Have We Missed the Moment?

Matt Rothschild has it right: “The mood in Wisconsin is dejected.”

It was just a few months ago that the whole country had its eyes on the democracy uprising in Madison. We even witnessed gestures of solidarity from Cairo. What happened? Again, Rothschild knows what he’s talking about:

It seems to me that the state AFL never had a mass strategy, was surprised by the mass uprising, and was even a little afraid of it. The leadership never called for boycotts, never called for a general strike or any workplace actions whatsoever, never called for civil disobedience.

In an era of global austerity in which working people are being forced to pay for the bankster-induced crisis, unions in other countries are actually exercising the potent muscle of their massive memberships. Just this week, labor in the Greek public and private sectors have combined forces in calling for a general strike in opposition to the EU structural adjustment policy. In Britain, 750,000 teachers and other public workers are planning on not showing up to work in response to pension and other cuts from the Tory government. In Spain, thousands of ‘indignados’ have camped out in Madrid to protest unemployment and attacks on the welfare state.

In Wisconsin, the massive mobilization in February and March has either retreated into our homes or been transformed into – wait for it – recalls of six Republican state senators. In a global context, this is somewhat of an underwhelming response to union-busting and such hard blows against the public sector. Still, it wouldn’t be so disheartening if the opposition party actually presented us with a robust alternative.

But here’s the thing: It doesn’t. For all of Walker’s extremism, the rarely uttered fact remains: The Republican agenda is simply a more radical version of neoliberal policy that has been embraced by both major parties on both the state and national level over the last few decades. Let’s not forget that it was Tom Barrett who promised to put Wisconsin ‘on a diet’ and Jim Doyle who passed a budget – with Democratic majorities in both legislative chambers – which had a devastating impact on human services and public education. And for all of the loud noise surrounding Walker’s cuts to higher education and UW privatization scheme, it was the Doyle years that witnessed hundreds of millions of dollars in a loss of state aid and nearly a doubling of tuition.

In Democratic Massachussetts, public workers have lost the right to collectively bargain over healthcare. In New Jersey, Chris Christie managed to pass legislation eliminating COLA’s (Cost of Living Adjustments) for public employees with a Democratic-controlled legislature. On the national level, Obama’s main pro-worker achievement is passing Bob Dole’s old healthcare plan. EFCA never had a chance – even with supermajorities in both houses of Congress. I think AFL-CIO head Richard Trumpka was being generous to the Democrats when he said the following:

“For too long, we have been left after Election Day holding a canceled check waving it about — ‘Remember us? Remember us? Remember us?’ — asking someone to pay a little attention to us. Well, I don’t know about you, but I’ve had a snootful of that s–t.”

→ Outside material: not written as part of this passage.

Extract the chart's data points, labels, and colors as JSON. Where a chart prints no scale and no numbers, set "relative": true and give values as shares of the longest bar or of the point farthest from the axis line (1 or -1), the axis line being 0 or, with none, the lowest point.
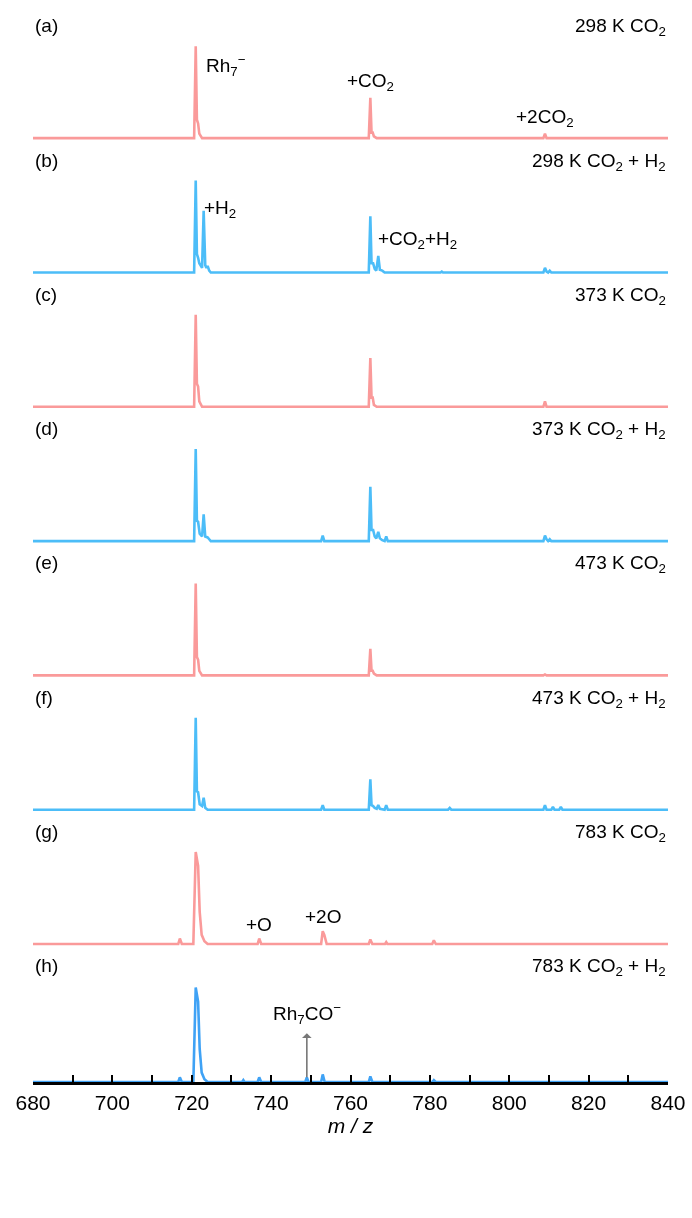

Regardless, the union leadership in Wisconsin has continued to rely on the Democratic party as its principle means for change, allowing the moment to pass without other significant action, as Rothschild wrote. Largely, the Democratic Party and its apologists got their way in circumventing the anti-Walker energy into the recall efforts. The little civil disobedience that did occur was savagely attacked by various liberal bloggers, with people like Jack Craver essentially writing David Blaska’s press release for him. The message was clear: “Don’t protest. It will alienate moderate voters. Put down the bullhorn, cut your hair and pick up a clipboard to help in the recall efforts.”

But what’s never discussed is the fact that, as far as progressivism is concerned, the Democratic Party is objectively a failed institution. It’s in the business of electing Democrats; its policy platform and values (or lack theroef) are purely incidental.

We’re constantly hearing how the Democrats need to be as aggressive in fighting for our side as the Republicans are for theirs. Obama needs more Bush in him, I’ve heard it said. But this sentiment is based on an essentially false premise; it assumes the Democratic Party is supposed to be the champion of working people and progressive causes. In politics, nothing talks like money, and since 1999 state Democrats have received 2 out of 3 campaign dollars from business interests; only 1 out of 8 has come from labor.

Ultimately, most people reading this are probably interested in defending the public sector, advancing the union movement and protecting the interests of the state’s most vulnerable citizens. This agenda is not the same as that of the Democratic Party’s and often it is even opposed. This is not to say that many individual Democratic politicians and activists are not stalwart progressives; my commentary here is merely a description of the party as an institution.

Creating sustainable social movements is a long and arduous process and guarantees no quick victories. But what is clear is 1) such a movement – including civil disobedience, strikes, mass protest – is our only hope for the realization of our ideals and 2) Taking back the Senate through the election of more Democrats will, in itself, do nothing to reverse the long-term, anti-worker and anti-public sector trends occurring in this state.